Forum Discussion

ASNETWORK's avatar
ASNETWORK
Icon for Nimbostratus rankNimbostratus
Sep 08, 2020

iRule sorry/maintenance page on pool with one node

Hi,

 

 

I want to create an iRule for a pool with one node. (SSL offloading)

 

When the node health check failed for some reason i want to display a Sorry Page down.

When i set the node to Force disabled i want to display a maintenance page.

 

 

Is this possible in 1 irule?

 

I tried.. but only the page down displayed.

 

when HTTP_REQUEST {

if { [LB::status node x.x.x.x] eq "session_disabled" } {

log local0.info "Server marked down, maintenance page enabled"

HTTP::respond 302 content {

<html>

<title>System Maintenance</title>

<article>

  <h1>System is Temporarily unavailable.</h1>

  <div>

    <br>

    <p>System is undergoing maintenance at this moment.</p>

    <p>Apologies for the inconvenience.</p>

  </div>

</article>

</html>

}

} elseif { [LB::status node x.x.x.x] eq "down" } {

log local0.info "Server down, offline page enabled"

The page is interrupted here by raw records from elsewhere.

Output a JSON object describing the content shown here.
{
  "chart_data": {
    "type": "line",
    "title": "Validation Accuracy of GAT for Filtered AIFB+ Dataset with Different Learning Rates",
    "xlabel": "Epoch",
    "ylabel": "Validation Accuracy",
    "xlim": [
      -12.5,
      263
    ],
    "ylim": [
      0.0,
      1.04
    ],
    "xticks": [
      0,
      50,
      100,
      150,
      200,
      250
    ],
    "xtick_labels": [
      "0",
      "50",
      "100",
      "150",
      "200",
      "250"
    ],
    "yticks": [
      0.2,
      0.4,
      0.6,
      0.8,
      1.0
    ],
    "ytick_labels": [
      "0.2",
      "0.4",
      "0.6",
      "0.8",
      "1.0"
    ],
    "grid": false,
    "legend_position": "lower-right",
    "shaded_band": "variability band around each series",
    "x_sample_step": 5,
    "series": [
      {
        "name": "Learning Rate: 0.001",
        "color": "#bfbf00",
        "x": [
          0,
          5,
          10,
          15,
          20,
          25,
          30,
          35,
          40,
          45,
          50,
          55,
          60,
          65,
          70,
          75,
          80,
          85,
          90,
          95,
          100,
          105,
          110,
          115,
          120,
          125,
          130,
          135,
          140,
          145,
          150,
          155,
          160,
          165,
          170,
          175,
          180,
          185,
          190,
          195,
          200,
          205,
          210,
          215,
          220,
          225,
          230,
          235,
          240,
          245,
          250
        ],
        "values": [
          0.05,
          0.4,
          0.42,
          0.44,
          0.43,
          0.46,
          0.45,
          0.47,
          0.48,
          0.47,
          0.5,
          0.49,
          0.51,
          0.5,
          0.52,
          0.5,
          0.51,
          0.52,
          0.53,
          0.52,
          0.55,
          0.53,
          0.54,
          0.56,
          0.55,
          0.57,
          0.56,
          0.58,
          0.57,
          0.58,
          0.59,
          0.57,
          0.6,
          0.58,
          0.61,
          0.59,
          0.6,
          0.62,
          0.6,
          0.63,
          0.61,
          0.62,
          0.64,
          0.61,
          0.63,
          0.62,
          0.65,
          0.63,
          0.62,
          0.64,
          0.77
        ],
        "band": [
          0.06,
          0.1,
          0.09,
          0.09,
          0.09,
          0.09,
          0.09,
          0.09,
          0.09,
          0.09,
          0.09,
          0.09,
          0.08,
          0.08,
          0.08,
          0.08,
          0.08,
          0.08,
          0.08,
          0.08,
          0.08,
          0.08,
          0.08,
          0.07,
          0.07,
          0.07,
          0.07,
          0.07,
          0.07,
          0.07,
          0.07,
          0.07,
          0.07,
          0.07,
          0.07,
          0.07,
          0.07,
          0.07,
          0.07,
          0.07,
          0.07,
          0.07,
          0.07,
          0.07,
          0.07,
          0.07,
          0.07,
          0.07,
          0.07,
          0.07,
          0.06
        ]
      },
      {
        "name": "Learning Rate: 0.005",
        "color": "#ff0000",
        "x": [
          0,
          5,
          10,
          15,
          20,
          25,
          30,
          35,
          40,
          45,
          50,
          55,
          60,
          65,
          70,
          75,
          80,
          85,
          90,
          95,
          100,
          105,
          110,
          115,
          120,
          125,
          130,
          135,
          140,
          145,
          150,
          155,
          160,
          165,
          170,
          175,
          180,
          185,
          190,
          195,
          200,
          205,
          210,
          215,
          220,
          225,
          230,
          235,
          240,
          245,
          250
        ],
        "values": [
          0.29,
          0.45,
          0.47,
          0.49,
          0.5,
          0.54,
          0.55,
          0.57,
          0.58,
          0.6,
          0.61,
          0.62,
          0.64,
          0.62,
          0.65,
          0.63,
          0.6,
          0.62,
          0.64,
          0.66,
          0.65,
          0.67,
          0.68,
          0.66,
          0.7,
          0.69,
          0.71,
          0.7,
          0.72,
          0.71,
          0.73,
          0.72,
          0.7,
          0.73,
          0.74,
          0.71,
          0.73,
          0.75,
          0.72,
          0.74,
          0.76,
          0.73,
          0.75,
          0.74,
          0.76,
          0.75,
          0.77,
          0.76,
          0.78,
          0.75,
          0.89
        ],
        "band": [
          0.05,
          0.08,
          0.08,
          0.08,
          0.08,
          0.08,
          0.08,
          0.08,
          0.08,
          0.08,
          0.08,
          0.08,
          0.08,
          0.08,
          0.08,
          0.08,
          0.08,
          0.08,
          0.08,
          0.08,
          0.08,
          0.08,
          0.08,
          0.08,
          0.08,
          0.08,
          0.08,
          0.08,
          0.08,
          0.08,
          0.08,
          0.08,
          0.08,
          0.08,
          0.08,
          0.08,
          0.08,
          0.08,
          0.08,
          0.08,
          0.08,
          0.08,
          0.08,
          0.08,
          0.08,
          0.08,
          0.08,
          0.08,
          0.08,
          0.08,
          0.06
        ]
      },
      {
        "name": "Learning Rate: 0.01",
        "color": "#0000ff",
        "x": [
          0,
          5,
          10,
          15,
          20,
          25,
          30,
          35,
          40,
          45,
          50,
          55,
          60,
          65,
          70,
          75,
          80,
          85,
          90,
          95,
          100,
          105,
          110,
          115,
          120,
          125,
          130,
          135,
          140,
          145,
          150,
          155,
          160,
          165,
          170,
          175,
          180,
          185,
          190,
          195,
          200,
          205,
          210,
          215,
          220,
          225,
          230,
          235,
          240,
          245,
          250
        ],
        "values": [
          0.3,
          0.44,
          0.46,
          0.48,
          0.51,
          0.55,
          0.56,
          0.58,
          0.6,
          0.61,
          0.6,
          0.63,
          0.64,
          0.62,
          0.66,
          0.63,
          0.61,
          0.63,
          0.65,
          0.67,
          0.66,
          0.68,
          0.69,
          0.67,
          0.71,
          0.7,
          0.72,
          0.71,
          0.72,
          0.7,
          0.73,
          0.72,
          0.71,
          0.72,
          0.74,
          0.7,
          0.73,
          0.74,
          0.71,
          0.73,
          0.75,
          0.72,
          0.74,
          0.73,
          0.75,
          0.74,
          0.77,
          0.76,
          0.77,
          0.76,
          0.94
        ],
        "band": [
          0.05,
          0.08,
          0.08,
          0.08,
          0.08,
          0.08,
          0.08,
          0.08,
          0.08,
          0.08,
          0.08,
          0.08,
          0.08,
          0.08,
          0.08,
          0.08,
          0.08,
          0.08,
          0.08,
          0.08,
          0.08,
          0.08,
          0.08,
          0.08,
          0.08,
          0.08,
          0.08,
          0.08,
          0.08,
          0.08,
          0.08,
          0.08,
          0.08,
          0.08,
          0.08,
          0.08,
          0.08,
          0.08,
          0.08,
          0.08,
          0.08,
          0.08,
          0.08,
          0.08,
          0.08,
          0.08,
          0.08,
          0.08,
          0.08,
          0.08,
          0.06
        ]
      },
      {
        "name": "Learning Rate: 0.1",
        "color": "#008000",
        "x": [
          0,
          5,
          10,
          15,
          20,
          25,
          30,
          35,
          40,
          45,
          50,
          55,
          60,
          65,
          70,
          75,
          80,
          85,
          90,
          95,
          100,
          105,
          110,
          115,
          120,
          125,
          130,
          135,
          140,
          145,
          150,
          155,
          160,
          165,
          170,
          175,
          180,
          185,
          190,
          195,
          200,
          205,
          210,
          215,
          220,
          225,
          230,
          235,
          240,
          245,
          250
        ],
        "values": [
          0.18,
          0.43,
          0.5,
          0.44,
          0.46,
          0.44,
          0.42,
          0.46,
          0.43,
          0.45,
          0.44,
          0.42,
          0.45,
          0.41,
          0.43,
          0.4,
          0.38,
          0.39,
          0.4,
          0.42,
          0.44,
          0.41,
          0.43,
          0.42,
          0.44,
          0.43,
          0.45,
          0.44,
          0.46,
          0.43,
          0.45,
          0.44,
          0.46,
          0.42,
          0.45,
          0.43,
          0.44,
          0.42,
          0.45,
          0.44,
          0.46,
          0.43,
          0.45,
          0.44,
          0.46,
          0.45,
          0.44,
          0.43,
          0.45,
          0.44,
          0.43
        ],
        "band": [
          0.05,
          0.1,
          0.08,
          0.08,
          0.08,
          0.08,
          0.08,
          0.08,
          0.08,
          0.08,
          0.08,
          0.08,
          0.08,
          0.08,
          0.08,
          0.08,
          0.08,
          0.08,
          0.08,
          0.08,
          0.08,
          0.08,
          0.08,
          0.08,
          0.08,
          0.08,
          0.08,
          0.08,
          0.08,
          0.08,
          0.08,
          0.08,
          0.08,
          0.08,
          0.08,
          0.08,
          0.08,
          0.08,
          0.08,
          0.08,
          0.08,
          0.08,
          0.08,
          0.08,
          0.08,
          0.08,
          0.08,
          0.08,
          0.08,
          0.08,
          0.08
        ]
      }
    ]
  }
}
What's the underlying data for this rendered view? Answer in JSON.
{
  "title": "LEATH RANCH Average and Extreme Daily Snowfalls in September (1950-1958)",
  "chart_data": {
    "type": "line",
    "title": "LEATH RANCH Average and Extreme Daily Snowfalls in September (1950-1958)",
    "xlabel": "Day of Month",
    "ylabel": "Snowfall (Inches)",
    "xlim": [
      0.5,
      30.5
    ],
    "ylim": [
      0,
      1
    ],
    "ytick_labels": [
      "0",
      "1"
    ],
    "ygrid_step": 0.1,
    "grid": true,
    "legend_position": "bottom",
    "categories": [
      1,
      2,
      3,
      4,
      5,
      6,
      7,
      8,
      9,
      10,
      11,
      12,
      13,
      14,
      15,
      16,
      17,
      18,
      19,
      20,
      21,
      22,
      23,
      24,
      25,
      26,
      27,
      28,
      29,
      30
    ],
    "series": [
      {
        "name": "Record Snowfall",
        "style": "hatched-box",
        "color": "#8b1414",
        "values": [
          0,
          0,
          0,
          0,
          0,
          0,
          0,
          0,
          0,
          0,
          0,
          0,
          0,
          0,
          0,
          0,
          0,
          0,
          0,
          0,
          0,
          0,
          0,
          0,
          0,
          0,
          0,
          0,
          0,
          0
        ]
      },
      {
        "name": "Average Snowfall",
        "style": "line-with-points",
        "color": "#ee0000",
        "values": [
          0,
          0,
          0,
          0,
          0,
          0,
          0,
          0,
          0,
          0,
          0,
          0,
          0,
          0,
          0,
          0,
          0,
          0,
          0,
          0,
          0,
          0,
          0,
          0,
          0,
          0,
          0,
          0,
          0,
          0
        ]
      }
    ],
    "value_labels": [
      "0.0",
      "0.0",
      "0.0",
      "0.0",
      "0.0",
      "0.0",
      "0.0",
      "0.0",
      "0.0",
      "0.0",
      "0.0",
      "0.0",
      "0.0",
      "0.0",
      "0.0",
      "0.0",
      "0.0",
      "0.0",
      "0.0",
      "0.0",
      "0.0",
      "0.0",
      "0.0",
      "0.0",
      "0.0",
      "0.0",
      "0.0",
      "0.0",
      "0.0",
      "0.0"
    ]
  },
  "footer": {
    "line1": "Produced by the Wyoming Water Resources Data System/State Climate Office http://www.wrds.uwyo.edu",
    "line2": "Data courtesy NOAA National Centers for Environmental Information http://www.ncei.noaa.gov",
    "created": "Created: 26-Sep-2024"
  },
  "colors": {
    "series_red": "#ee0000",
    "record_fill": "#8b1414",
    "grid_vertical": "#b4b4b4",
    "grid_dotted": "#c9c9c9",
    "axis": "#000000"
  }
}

HTTP::respond 503 content {

<html>

<title>System Down</title>

<article>

  <h1>System is currently not available/offline</h1>

  <div>

    <br>

    <p>System is experiencing technical difficulties at the moment.</p>

    <br>

    <p>We're working on getting the site up and running again as quickly as possible</p>

  </div>

</article>

</html>

    }

  }

}

 

Kind regards,

 

AS Networks

3 Replies

  • The problem is you are checking the node and not the pool member. Change LB::status node x.x.x.x to LB::status pool pool_name member x.x.x.x port for better results. For example:

    if { [LB::status pool ssloffload_pool member 172.16.20.1 443] eq "session_disabled" } {
        ....
    } elseif { [LB::status pool ssloffload_pool member 172.16.20.1 443] eq "down" } {
        ....
    }

    Important! session_disabled is returned only if the pool member is manually disabled (not forced offline). If you force the pool member offline, the the LB::status command returns down rather than session disabled, same as what it does if a monitor marks the pool member down. In other words, with LB::status, there is no way to differentiate between the two causes: "down manually by an administrator" or "down by a monitor."

    • ASNETWORK's avatar
      ASNETWORK
      Icon for Nimbostratus rankNimbostratus

      Thank you for the fast reply and good explanation.

       

      I adjusted the iRule, but still only the "down" page is showing.

      The node in the pool is really down at the moment, so the Down page is as expected.

       

      When i set the node to Disabled, i expect the maintenance page.

      But still the down page is showing. (also tried with incognito browser, cache disabled)

       

       

      ---------------------------------------------------------------------------

       

       

      Okay,

       

      Replied to fast.

       

      I was disabling the node itself instead of the member of the pool.

      Down page and Maintenance page is working now.

       

      If i disable the member of the pool, the maintenance page is showed. Great!

      If i disconnect the LAN interface from the webserver, the down page is showed. Great!

       

      But...

       

      I disabled the member of the pool, the maintenance page is showed.

      Then i restart the member of the pool for example because of windows updates, for the F5 the member is down instead of disabled and the maintenance page is replaced by the down page.

       

      How can i manage this small problem?

  • When you restart the pool member (server), it is almost certain that the health monitor that is checking that member will fail and mark the pool member as down. The monitor down takes precedence over the manual disable and for good reason. The BIG-IP system does not want to send any traffic to a pool member that is truly down (e.g. being restarted). When you manually disable a pool member, new connections are not allowed, but persistent connections are. If the server is restarting, you do not want to direct a persistent connection to the server; you want the connection load balanced to another server. Manual disable is designed to gracefully remove traffic from a particular server so that it can eventually be taken offline for maintenance. But offline, whether by a monitor or a manual Force Offline, results in the same pool member LB::status from the iRule's perspective: down.